この制度設計により、「週20時間未満なら加入しなくて済むのでは?」と考える方も少なくありません。実際、勤務時間が明確に20時間を下回るように調整すれば、現行制度上は加入義務は発生しません。
たとえば、週5日勤務で1日4時間(合計20時間)の契約だった場合、1日1分ずつ早く退勤して1日3時間59分にすれば、週合計19時間55分となり、形式上は加入要件を満たさなくなる可能性があります。
注意すべきは「実態」と「形式」のズレ
しかし、形式的に19時間59分にしても、実際の労働実態が週20時間を超えていれば、年金機構や労働基準監督署から指摘を受けるリスクがあります。
また、会社側が故意に加入回避のために契約変更する行為も、法的には問題となる可能性があり、労使双方の責任が問われる場合もあります。
厚生年金に加入すると本当に損なのか?
短期的には、手取りが数千円~1万円程度減少する可能性はありますが、将来的な年金受給額の上乗せや、障害年金・遺族年金などの保障も充実します。
特に国民年金(基礎年金)のみの老後生活はかなり厳しいため、厚生年金を通じて上乗せ部分があることは長期的に見ると重要です。
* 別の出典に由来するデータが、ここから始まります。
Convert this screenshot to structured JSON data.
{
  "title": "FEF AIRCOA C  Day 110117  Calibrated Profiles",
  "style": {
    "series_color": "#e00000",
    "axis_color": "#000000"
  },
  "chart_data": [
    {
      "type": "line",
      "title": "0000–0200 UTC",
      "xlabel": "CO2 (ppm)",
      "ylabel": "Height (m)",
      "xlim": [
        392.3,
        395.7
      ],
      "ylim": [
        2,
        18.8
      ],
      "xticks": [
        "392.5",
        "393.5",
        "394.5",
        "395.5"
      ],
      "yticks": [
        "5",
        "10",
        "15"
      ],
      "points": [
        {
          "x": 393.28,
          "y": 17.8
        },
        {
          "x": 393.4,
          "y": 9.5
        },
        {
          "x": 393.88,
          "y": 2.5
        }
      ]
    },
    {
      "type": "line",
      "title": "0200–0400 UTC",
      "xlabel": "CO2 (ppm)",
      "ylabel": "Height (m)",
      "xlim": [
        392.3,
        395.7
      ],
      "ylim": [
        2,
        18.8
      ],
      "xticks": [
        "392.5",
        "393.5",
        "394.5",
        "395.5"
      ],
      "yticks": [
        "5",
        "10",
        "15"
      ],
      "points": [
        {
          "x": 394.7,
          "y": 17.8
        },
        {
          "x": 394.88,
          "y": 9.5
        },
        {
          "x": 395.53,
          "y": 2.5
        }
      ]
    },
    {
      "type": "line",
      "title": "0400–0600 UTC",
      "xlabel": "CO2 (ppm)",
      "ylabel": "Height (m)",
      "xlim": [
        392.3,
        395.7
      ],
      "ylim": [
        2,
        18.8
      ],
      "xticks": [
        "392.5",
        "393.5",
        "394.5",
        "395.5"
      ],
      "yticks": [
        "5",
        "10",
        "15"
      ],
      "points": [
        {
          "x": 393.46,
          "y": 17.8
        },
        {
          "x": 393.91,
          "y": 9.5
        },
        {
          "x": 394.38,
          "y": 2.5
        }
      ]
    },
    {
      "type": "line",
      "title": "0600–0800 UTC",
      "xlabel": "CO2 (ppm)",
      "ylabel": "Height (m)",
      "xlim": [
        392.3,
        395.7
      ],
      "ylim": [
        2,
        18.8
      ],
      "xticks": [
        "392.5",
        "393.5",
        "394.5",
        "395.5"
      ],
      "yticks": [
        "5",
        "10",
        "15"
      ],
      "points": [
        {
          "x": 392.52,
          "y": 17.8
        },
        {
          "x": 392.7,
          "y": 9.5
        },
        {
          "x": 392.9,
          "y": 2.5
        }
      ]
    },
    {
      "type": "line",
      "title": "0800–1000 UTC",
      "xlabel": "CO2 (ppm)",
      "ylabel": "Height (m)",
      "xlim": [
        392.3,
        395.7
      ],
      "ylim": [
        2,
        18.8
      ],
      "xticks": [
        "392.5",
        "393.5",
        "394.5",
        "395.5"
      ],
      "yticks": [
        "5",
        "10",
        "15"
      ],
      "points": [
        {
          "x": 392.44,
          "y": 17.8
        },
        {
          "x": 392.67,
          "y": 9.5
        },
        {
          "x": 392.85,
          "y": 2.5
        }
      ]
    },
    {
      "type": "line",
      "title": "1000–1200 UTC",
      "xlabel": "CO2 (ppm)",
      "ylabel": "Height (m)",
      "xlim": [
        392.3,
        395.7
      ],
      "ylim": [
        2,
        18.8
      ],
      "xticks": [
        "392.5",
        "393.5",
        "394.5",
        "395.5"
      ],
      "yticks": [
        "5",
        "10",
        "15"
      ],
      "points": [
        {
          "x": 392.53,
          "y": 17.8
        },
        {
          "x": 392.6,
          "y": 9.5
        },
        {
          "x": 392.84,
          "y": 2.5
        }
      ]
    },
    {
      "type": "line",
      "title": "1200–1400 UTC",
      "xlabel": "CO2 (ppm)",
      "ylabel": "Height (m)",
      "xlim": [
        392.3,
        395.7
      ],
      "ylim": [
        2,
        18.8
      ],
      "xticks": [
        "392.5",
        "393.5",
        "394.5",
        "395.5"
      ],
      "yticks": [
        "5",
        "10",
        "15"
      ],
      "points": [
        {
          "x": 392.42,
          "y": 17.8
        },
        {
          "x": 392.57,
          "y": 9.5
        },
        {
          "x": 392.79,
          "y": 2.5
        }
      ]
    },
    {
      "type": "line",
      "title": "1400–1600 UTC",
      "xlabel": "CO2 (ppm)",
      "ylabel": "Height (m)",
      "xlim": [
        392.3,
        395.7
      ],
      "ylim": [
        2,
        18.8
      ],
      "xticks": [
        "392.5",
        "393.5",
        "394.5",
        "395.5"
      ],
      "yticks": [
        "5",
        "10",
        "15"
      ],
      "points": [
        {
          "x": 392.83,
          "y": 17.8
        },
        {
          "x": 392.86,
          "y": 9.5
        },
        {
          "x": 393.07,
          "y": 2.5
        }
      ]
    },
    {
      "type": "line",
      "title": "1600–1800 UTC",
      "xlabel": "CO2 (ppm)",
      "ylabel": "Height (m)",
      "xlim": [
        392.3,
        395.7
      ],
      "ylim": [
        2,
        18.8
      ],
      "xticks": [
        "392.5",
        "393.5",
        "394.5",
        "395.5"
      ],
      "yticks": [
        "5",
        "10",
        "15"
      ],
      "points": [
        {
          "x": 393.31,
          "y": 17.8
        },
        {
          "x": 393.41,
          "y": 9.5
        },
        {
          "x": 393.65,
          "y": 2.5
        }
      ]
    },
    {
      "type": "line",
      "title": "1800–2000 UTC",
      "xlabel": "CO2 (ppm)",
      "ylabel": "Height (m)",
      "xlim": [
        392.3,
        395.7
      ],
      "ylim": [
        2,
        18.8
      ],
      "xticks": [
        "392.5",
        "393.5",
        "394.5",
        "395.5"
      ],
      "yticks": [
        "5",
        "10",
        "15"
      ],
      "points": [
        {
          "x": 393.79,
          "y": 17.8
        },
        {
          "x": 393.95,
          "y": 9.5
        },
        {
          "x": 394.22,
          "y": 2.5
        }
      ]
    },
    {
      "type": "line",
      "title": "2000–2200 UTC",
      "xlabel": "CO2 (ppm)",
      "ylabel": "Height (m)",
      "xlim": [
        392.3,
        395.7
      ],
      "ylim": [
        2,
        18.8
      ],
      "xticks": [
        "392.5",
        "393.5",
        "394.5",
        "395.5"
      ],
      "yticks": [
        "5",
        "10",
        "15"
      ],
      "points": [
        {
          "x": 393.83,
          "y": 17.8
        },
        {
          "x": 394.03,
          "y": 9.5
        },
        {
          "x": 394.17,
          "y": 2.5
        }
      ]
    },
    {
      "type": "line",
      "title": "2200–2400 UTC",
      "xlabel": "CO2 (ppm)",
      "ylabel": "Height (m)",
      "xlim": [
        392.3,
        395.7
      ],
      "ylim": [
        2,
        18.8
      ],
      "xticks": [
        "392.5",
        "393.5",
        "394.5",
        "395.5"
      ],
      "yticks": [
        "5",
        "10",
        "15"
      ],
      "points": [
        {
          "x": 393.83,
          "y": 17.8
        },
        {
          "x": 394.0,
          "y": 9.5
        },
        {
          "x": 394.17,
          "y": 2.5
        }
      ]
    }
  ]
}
しかも保険料は労使折半であり、全額自己負担の国民年金よりもコストパフォーマンスが高いといえます。
会社との相談と対応策の検討
制度変更により、不本意に加入対象となってしまう場合は、勤務時間や給与の調整を会社と相談することも可能です。ただし、労務管理の観点からも、「形だけの調整」は避けるのが無難です。
勤務形態の見直しや、生活設計とのバランスを考慮して、長期的な視点で判断することが推奨されます。
まとめ:新制度を理解し、働き方を主体的に選択しよう
厚生年金の適用拡大は、短期的には手取り減少というデメリットがありますが、長期的な老後保障を強化する制度改革でもあります。週20時間未満に調整することで加入を回避することは制度上は可能ですが、実態に基づいた対応が求められます。
働く時間や所得、将来のライフプランを踏まえ、自分にとって最善の選択をするためにも、制度への正確な理解が欠かせません。